Liefde is de vervulling van de wet
Dan noemt Paulus een aantal wetten uit de tien geboden. Het zijn de geboden waar de naaste centraal staat. Als we lief hebben, dan zullen we niet doden of stelen of onze man of vrouw bedriegen. Wie leeft vanuit de liefde, heeft de wet vervuld. Hij citeert hier een vers uit Leviticus:
Leviticus 19:18
U mag geen wraak nemen of een wrok koesteren tegen uw volksgenoten, maar u moet uw naaste liefhebben als uzelf. Ik ben de HEERE.
De Here Jezus Zelf heeft geleerd dat liefhebben van God en van de naaste de samenvatting is van de wet. Als een wetgeleerde aan Hem vraagt wat het belangrijkste gebod is in de wet zegt Hij:
Mattheüs 22:36-40
36 Meester, wat is het grote gebod in de wet?
37 Jezus zei tegen hem: U zult de Heere, uw God, liefhebben met heel uw hart, met heel uw ziel en met heel uw verstand.
38 Dit is het eerste en het grote gebod.
39 En het tweede, hieraan gelijk, is: U zult uw naaste liefhebben als uzelf.
40 Aan deze twee geboden hangt heel de Wet, en de Profeten.
Het eerste gedeelte van Jezus’ antwoord: “U zult de Heere, uw God, liefhebben met heel uw hart, met heel uw ziel en met heel uw verstand” komt uit Deuteronomium 6:5. In Deuteronomium 5 heeft Mozes de tien geboden herhaald die de Heere hen, veertig jaar eerder, bij de Sinaï had gegeven. In de eerste vier geboden staat het liefhebben van God centraal. U zult geen andere goden dienen, geen afbeelding van God maken, Zijn Naam niet ijdel gebruiken en rusten op de zevende dag zoals God gerust heeft op de zevende dag. Het vijfde gebod is “eer uw vader en uw moeder”. De overige geboden zijn gericht op de naaste en worden soms de “tweede tafel” genoemd. Omdat de tien geboden op twee stenen tafelen zijn gegraveerd.

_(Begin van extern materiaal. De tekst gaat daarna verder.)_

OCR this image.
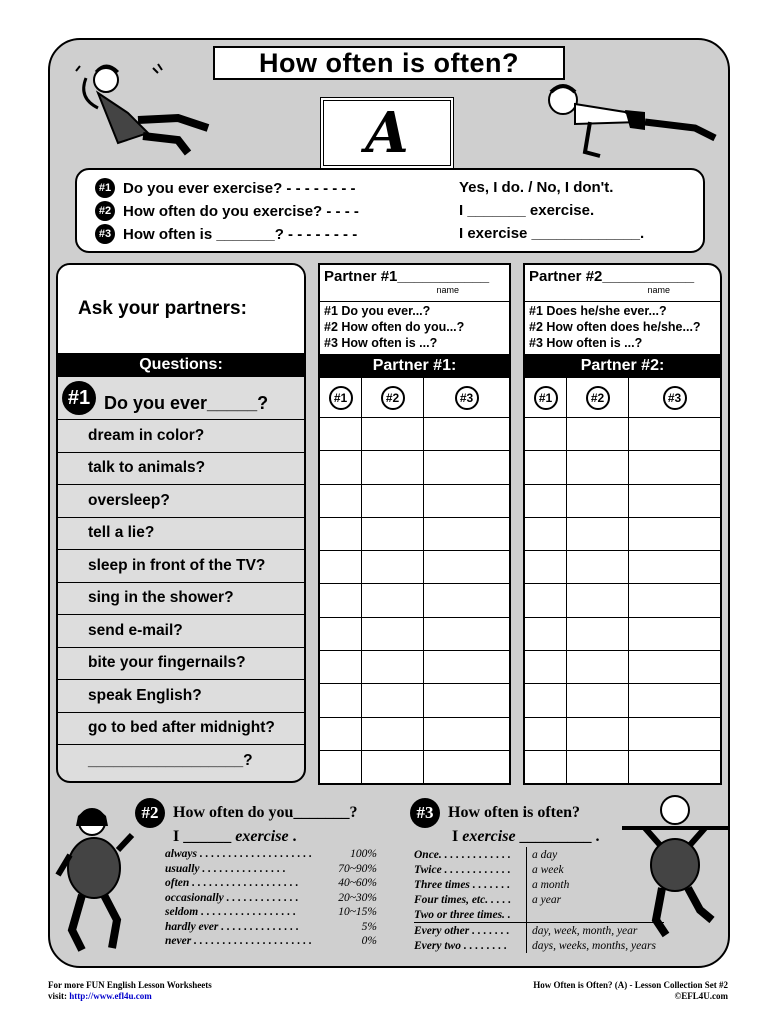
How often is often?
A
#1 Do you ever exercise? - - - - - - - -	Yes, I do. / No, I don't.
#2 How often do you exercise? - - - -	I _______ exercise.
#3 How often is _______? - - - - - - - -	I exercise _____________.
Ask your partners:
Questions:
#1 Do you ever_____?
dream in color?
talk to animals?
oversleep?
tell a lie?
sleep in front of the TV?
sing in the shower?
send e-mail?
bite your fingernails?
speak English?
go to bed after midnight?
__________________?
Partner #1___________
name
#1 Do you ever...?
#2 How often do you...?
#3 How often is ...?
Partner #1:
#1	#2	#3
Partner #2___________
name
#1 Does he/she ever...?
#2 How often does he/she...?
#3 How often is ...?
Partner #2:
#1	#2	#3
#2 How often do you_______?
I ______ exercise .
always . . . . . . . . . . . . . . . . . . . .	100%
usually . . . . . . . . . . . . . . .	70~90%
often . . . . . . . . . . . . . . . . . . .	40~60%
occasionally . . . . . . . . . . . . .	20~30%
seldom . . . . . . . . . . . . . . . . .	10~15%
hardly ever . . . . . . . . . . . . . .	5%
never . . . . . . . . . . . . . . . . . . . . .	0%
#3 How often is often?
I exercise _________ .
Once. . . . . . . . . . . . .	a day
Twice . . . . . . . . . . . .	a week
Three times . . . . . . .	a month
Four times, etc. . . . .	a year
Two or three times. .
Every other . . . . . . .	day, week, month, year
Every two . . . . . . . .	days, weeks, months, years
For more FUN English Lesson Worksheets
visit: http://www.efl4u.com
How Often is Often? (A) - Lesson Collection Set #2
©EFL4U.com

Het eerste, grote, gebod is dus dat we God liefhebben met heel ons wezen (samenvatting van de eerste tafel). Het tweede gebod is het liefhebben van onze naaste als onszelf (samenvatting van de tweede tafel). De vraag naar het grootste gebod vinden we ook in Markus 12:28-34 en Lukas 10:25-28.
Nog vaker Leviticus 19:18 geciteerd
Paulus haalt in Romeinen 13:9, net zoals de Here Jezus in de Evangeliën, Leviticus 19:18 aan. Maar dit vers wordt nog vaker aangehaald in het Nieuwe Testament. De Here Jezus gebruikt het ook in Zijn gesprek met de rijke jongeling, als hij vraagt welke geboden hij in acht moet nemen:
Mattheüs 19:18 en 19
18 Hij [de jongeling] zei tegen Hem: Welke? Jezus zei: U zult niet doden; u zult geen overspel plegen; u zult niet stelen; u zult geen vals getuigenis afleggen;
19 eer uw vader en moeder; en: u zult uw naaste liefhebben als uzelf.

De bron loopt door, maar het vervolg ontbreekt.